Every column represents one channel:

  1. time (sec)
  2. raw EEG (V)
  3. filtered EEG with mains and DC removed (V)
  4. delta band, below 4Hz (V)
  5. theta band, 4-8Hz (V)
  6. alpha band, 8-13Hz (V)
  7. beta band, 13-30Hz (V)
  8. gamma band, above 30Hz (V)

These files can directly be loaded into Python (csv.reader or numpy.loadtxt), Octave and MATLAB(tm).

The bands are created by 2nd order low- and highpass Butterworth filters.

How to install

Install AttysEEG from google play:

You can also install from source by compiling it with Android Studio.

Python

Process your data with Python straight away

Generally, all Attys apps (AttysScope, AttysECG and AttysEEG) export the data in a Python compatible format so that you can load the data directly into two dimensional arrays. All data is exported as tab separated data which is supported by both python’s CSV reader and numpy’s loadtxt command. This example code loads an ECG file recorded with AttysECG and plots it:


import numpy as np
import pylab as pl
#
data = np.loadtxt('demo_ecg.tsv');
#
pl.plot(data[0:1000,0],data[0:1000,2]);
pl.xlabel('time/sec');
pl.ylabel('II/V');
pl.show();

Both numpy and pylab are feature rich libraries which allow you to do signal processing and analysis of your data.

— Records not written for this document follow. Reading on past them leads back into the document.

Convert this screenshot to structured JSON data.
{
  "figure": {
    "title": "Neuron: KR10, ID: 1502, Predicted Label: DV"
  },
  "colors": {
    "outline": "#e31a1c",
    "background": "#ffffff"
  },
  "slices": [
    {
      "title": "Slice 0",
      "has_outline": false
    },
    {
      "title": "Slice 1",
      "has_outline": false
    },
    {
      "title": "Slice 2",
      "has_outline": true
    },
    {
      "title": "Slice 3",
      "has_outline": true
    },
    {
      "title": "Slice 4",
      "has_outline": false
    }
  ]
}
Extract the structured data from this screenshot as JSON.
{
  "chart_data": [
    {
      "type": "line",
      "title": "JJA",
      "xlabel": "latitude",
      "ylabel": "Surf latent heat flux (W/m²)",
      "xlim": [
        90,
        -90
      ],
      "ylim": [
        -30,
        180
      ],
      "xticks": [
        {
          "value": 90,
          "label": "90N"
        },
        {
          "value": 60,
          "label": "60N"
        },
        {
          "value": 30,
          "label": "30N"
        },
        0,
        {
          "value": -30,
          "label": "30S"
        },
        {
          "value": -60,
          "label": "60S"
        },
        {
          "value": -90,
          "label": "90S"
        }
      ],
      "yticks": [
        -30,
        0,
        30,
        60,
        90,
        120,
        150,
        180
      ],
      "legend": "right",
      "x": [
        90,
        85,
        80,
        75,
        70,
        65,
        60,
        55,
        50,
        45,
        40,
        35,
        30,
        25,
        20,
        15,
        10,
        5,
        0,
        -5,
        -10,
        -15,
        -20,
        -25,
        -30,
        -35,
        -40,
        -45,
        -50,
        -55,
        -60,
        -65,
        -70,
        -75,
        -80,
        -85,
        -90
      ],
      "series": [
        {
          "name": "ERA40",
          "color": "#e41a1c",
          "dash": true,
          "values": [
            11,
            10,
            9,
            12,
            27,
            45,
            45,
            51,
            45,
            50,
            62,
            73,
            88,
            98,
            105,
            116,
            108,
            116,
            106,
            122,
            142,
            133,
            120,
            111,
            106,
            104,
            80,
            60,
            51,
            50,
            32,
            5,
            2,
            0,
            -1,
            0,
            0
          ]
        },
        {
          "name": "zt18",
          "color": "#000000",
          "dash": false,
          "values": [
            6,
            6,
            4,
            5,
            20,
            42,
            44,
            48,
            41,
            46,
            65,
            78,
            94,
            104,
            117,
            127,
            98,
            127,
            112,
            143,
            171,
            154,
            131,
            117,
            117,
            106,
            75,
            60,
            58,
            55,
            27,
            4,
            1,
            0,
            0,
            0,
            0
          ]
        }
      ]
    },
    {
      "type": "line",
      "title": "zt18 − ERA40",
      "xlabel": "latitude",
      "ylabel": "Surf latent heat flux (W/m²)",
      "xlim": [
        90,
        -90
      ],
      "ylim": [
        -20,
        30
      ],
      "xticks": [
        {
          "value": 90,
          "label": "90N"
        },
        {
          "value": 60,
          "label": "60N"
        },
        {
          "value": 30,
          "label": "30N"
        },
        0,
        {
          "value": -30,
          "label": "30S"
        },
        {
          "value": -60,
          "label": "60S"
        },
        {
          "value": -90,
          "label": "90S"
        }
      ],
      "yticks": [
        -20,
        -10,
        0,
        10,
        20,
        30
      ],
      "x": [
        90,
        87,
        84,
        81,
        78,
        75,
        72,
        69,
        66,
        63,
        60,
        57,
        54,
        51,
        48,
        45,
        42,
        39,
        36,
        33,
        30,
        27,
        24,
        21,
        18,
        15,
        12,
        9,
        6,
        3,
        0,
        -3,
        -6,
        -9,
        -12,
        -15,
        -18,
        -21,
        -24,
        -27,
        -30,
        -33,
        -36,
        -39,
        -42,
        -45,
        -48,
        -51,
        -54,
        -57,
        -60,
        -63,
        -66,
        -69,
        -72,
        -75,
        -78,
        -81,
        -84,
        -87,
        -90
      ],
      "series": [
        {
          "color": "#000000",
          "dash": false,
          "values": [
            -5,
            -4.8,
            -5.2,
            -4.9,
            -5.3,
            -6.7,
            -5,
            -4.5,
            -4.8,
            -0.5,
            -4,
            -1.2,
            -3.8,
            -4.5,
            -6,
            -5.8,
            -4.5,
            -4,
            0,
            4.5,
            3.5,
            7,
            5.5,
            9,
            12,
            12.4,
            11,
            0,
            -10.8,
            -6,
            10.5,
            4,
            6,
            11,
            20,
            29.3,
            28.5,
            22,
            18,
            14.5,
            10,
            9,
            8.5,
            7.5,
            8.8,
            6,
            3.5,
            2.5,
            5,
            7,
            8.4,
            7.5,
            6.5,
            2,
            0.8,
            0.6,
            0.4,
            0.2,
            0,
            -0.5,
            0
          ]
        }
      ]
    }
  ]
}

Check out github for examples.

Do realtime processing of the incoming Attys Data with Python

We have Python scripts on github which demonstrate how to read data directly from the Attys. The one script asks the Attys to transmit the data in the form of comma separated values (CSV) and the other script as BASE64 (recommended for 250Hz).

OCTAVE

OCTAVE allows you to filter, plot and post-process the data you’ve recorded with the Attys.

Loading tab separated data in a matrix

With the command

load mysignal.tsv

you load the TSV file into the matrix ‘mysignal’. The different channels are now in the different columns of the matrix. Every row contains the samples from one moment in time.

Extracting one channel

Let’s extract the analogue channel which is in column 8:

y=mysignal(:,8);

This command stores channel one in the vector ‘y’.

Plotting the channel

Use use the ‘plot’ command to create a graph of the signal:

plot(y)

The plot command can also plot time against data so if you extract the time t=mysignal(:,1); as well then you can plot your data against the timestamps:

plot(t,y);

Filtering of the signal

With just three commands one can filter the signal. For example, a lowpass filter at cutoff frequency 10Hz can be set up with these commands:

pkg load signal
[b,a]=butter(4,10/250*2); % filter coefficients
y2=filter(b,a,y); % filter the signal

This sets up a 4th order Butterworth lowpass filter with a cutoff frequency of 10Hz where the sampling rate of the Attys has been at 250Hz. Type ‘help butter’ how to set up other filters.

GNUPLOT

GNUPLOT is a plot program which can read the Attys data files straight away. It uses simple text commands to plot the data. It’s available for a myriad of different platforms, for example for Windows, MAC, Linux and Android.

Plotting

The plot command is central in gnuplot: plot "mysignal.tsv" using 1:8 with lines

The ‘using’ keyword selects the columns (here 1 against 8) and ‘with lines’ tells gnuplot to join the datapoints with lines.

Saving the plot as a graphics file

gnuplot can save in many different formats. As an example let’s say we’d like to export the plot as a PNG image for a web page:

set term png
set output "channel1.png"
replot
which replots the last plot but into the PNG image ‘channel1.png’.